Can someone advise me on how do I create a loop for my code to create a dataframe with the predicted values? I have struggled for so many hours but failed to do so.

Solution

You have some mistakes in the syntax of your functions. Functions are usually written as function(x), and then you substitute the x with the data you want to use it with.

For example, in the linear_model function you defined, if you were to use it alone you would write:

linear_model(data)

However, because you are using it inside the lapply function it is a bit more tricky to see. Lapply is just making a loop and applying the linear_model function to each of the data frames you obtain from split(table2,table2$LOCATION).

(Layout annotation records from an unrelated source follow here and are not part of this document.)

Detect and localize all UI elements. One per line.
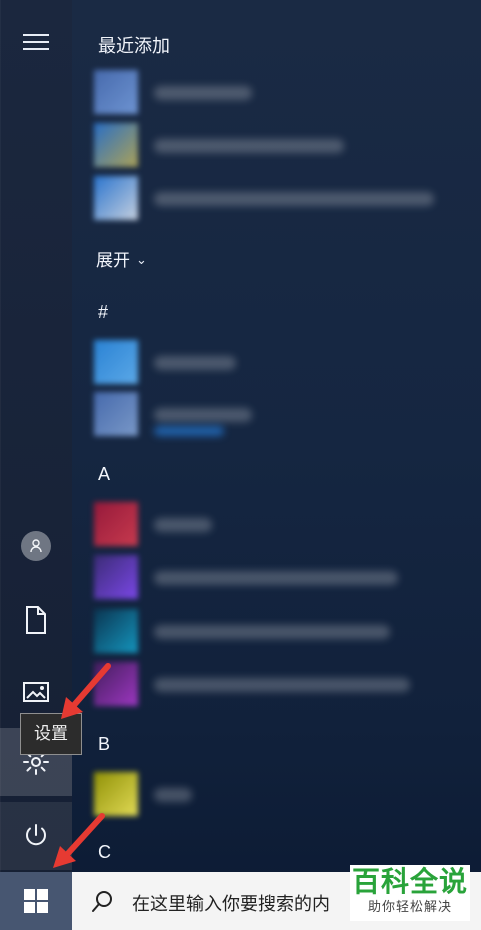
letter-heading[interactable]: # [98,302,108,323]
app-icon [94,502,138,546]
app-icon [94,123,138,167]
blurred-app-subtitle [154,426,224,436]
blurred-app-name [154,139,344,153]
app-icon [94,340,138,384]
settings-tooltip: 设置 [20,713,82,755]
letter-heading[interactable]: C [98,842,111,863]
user-icon [21,531,51,561]
app-list-item[interactable] [94,172,454,224]
expand-label: 展开 [96,251,130,270]
documents-button[interactable] [0,586,72,654]
blurred-app-name [154,571,398,585]
app-list-item[interactable] [94,119,454,171]
blurred-app-name [154,356,236,370]
app-list-item[interactable] [94,66,454,118]
power-icon [26,824,46,846]
app-list-item[interactable] [94,498,454,550]
document-icon [26,606,46,634]
app-list-item[interactable] [94,658,454,710]
app-list-item[interactable] [94,388,454,440]
letter-heading[interactable]: A [98,464,110,485]
app-list-panel: 最近添加 展开 ⌄ # A B C [72,0,481,872]
watermark-sub: 助你轻松解决 [367,899,452,914]
windows-icon [24,889,48,913]
app-list-item[interactable] [94,605,454,657]
app-icon [94,555,138,599]
app-icon [94,176,138,220]
start-menu-screen: 设置 最近添加 展开 ⌄ # A B C 在这里输入你要搜索的内 百科全说 助你… [0,0,481,930]
blurred-app-name [154,86,252,100]
watermark-main: 百科全说 [351,866,468,897]
app-icon [94,609,138,653]
start-button[interactable] [0,872,72,930]
app-icon [94,662,138,706]
chevron-down-icon: ⌄ [136,252,147,267]
app-icon [94,392,138,436]
blurred-app-name [154,678,410,692]
blurred-app-name [154,408,252,422]
app-icon [94,70,138,114]
search-placeholder: 在这里输入你要搜索的内 [132,894,330,914]
watermark-brand: 百科全说 助你轻松解决 [350,865,470,921]
menu-button[interactable] [0,6,72,78]
app-icon [94,772,138,816]
app-list-item[interactable] [94,336,454,388]
search-icon [92,891,112,912]
hamburger-icon [23,34,49,50]
blurred-app-name [154,625,390,639]
blurred-app-name [154,788,192,802]
recently-added-heading: 最近添加 [98,36,170,56]
user-button[interactable] [0,512,72,580]
letter-heading[interactable]: B [98,734,110,755]
blurred-app-name [154,518,212,532]
app-list-item[interactable] [94,551,454,603]
image-icon [23,682,49,702]
blurred-app-name [154,192,434,206]
power-button[interactable] [0,802,72,870]
expand-button[interactable]: 展开 ⌄ [96,246,147,271]
app-list-item[interactable] [94,768,454,820]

The same thing happens with my_predict.

Anyway, this should work for you:

linear_model <- function(x) lm(Education ~ TIME, x)

m <- lapply(split(table2,table2$LOCATION),linear_model)

new_df <- data.frame(TIME=c(2019))

my_predict <- function(x) predict(x,new_df)

sapply(m,my_predict)

ANSWER TO THE EDIT

There are probably more efficient ways of looping the prediction, but here is my approach:

pred_data <- list()

for (i in 3:6){
   linear_model <- function(x) lm(x[,i] ~ TIME, x)
   m <- lapply(split(tableLinR,tableLinR$LOCATION),linear_model)
   new_df <- data.frame(TIME=c(2020, 2021), row.names = c("2020", "2021"))
   my_predict <- function(x) predict(x,new_df)
   pred_data[[colnames(tableLinR)[i]]] <- sapply(m,my_predict)
 }

 pred_data <- melt(pred_data)
 pred_data <- as.data.frame(pivot_wider(pred_data, names_from = L1, values_from = value))

First you create an empty list where you will be saving the outputs of your loop. In for (i in 3:4) you put the interval of columns you want a prediction from. The result pred_data is a list that you can transform into a data frame in different ways. With melt and pivot_wider you obtain a format similar to your original data.